Side-by-side: choosing the right brand for your application
- Residential high-security upgrade: Medeco M3 or Mul-T-Lock Classic are the most common specifications, with established dealer networks in the DMV area
- Commercial master key systems: Mul-T-Lock MT5+ for large systems with deep key hierarchies; Medeco M3 for government-standard key accountability
- Maximum pick and manipulation resistance: Abloy Protec2 disc detainer, particularly for installations near sensitive areas or embassies
- Budget-conscious high-security: Mul-T-Lock Classic offers UL 437 protection at a lower price point than M3 or Protec2
Related services
- High-security lock installation: /services/high-security-locks
- Master key system design: /services/master-key-systems
- Commercial locksmith services: /services/commercial-locksmith
Frequently asked questions
Are high-security locks worth the cost for a home?

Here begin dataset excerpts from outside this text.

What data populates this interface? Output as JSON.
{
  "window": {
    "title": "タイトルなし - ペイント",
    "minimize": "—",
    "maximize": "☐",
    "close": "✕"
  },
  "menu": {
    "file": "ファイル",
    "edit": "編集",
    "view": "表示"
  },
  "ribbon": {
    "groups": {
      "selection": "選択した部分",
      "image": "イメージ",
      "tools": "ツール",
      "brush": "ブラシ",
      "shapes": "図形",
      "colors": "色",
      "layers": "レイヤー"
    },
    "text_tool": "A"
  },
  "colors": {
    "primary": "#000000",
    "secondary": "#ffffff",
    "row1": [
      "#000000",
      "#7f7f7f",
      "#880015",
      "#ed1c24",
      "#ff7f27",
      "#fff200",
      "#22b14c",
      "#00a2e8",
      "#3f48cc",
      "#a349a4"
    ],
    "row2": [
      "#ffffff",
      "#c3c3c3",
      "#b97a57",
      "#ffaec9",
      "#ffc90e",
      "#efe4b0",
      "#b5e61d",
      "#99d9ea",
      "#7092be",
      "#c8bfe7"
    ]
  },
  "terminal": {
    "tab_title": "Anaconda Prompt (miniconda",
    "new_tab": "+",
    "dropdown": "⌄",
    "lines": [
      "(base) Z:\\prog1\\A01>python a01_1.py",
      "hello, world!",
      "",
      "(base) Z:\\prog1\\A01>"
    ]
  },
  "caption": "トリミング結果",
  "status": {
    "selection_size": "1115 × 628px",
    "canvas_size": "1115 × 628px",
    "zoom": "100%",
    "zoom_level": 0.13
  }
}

For most residential applications, a Grade 1 deadbolt with reinforced strike plate addresses the real risk (kick-in forced entry) better than high-security cylinders at far lower cost. High-security cylinders are most justified when the threat includes covert entry — picking, bumping, or key copying — which applies to home offices with sensitive documents, executives with high-profile roles, or rental properties where key accountability is critical.
Can a locksmith install any of these brands?
Installation is standard locksmith work for all three brands. The key control and registration system requires the locksmith to be an authorized dealer for the brand — ask for dealer credentials before purchasing a high-security cylinder. An unauthorized dealer cannot provide the key registration documentation that makes these systems valuable.